Browser extensions can have more access to your webpages than you might expect. It's unlikely that all of your browser extensions need full access to all of your websites, so it's important to occasionally review the extensions you have installed to make sure you've granted them the minimum amount of access they need to function.
4) Enable full-disk encryption on your computer.
Full-disk encryption means that the data you put into your computer is also encrypted automatically. It encrypts your files, your installed programs, and even your operating system. Full-disk encryption ensures that even if your computer gets stolen, thieves cannot steal your computer data.
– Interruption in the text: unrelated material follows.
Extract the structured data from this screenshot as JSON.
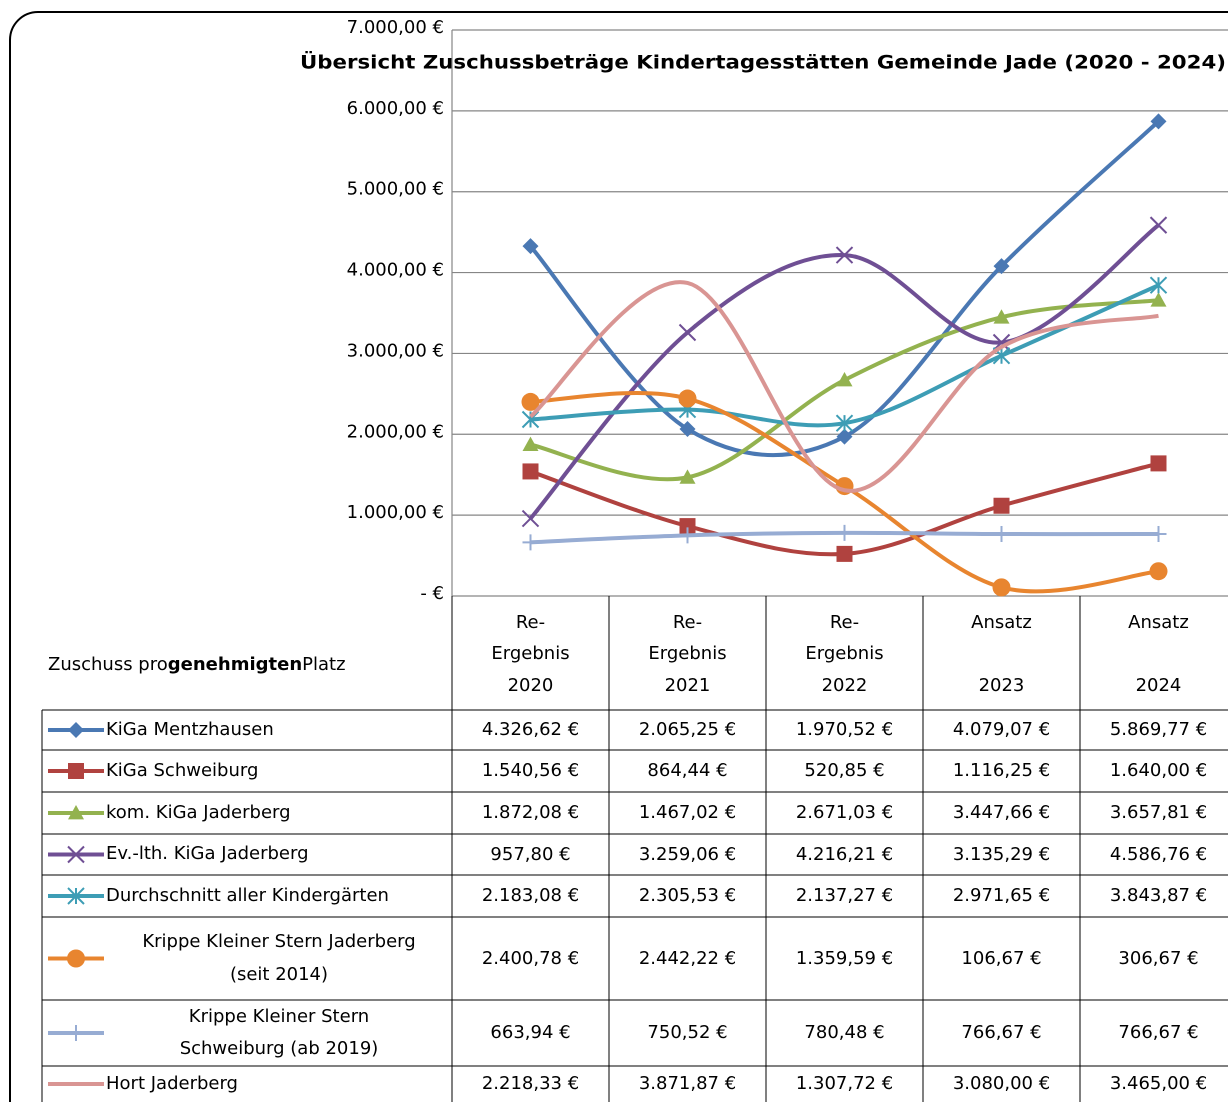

If you don't, ask! We make it as straightforward as possible to learn about how LACRM keeps your data secure, and most software companies do as well. It might seem like a chore but give those documents at least a skim so you know what is being done to protect your data.
1) Email your passwords to anyone, or keep it stored written down somewhere.
No software company should ever require you to email your password to them to log in. If you accidentally email your password to someone, immediately change your password to something else. If you're using a password manager already, share passwords through that password manager. This negates the need to email or tell anyone your password.
Important note: if a software company does require you to read out your password, or emails your password to you, stop using that software. Passwords need to be encrypted and if someone working at a software company knows your exact password, it means that they are not encrypting your password and is therefore highly insecure.
2) Set up a "default" password like "password" or "123456".
This one is a no-brainer, yet millions of accounts still use these default passwords. Take a look at 2020's list of most common passwords, as well as how easy they are to hack here. That little bit of convenience with using easy-to-hack passwords might feel like it's saving you a lot of time, but it's not worth compromising yours and your clients' personal and private data to shave off those few seconds.
3) Rely on email or SMS authentication if an authentication app is available.
If you have two-factor authentication turned on, that's already doing more than half the work for you. But to really make your 2FA even more secure, you should make sure you are setting it up with an authentication app like Google Authenticator or Authy. Why?
Email is less secure than using an app because if someone hacks into your email program, they'll have access to any 2FA code and can reset your passwords on any software program, which will almost entirely ensure full account loss.
SMS authentication is less secure than using an app because it is very easy for a hacker to receive your SMS messages if they know your phone number (they can just go to a mobile phone store and pretend to be you!).
4) Leave your "stay logged in" option for longer than a week.
Many pieces of software have an option for you to "stay logged in" -- it's convenient, it's fast, and it's useful if you're sitting in front of the computer for most of your day. But it becomes a problem if you set your software to stay logged in always (i.e. until you log out), or for weeks or months at a time. The reason to not do this is simple: if you leave your computer logged in and unattended, anyone can access your software accounts.
A safe compromise would be to keep yourself logged in for a week at most. Setting your "stay logged in" option to just 10 minutes would be even more ideal especially if this is a software that you're not logging in to all the time (i.e. your password manager).
5) Re-use the same password! (Just don't do it).
If there is only one thing you take away from this article, this should be it. The easiest thing to protect your accounts is to use a unique password for every single piece of software you log in to. Sure, it might feel like a chore, but with how often we hear about data breaches (just search for your email address here to see how often your own information has been leaked in a breach), this is the simplest way to protect your data.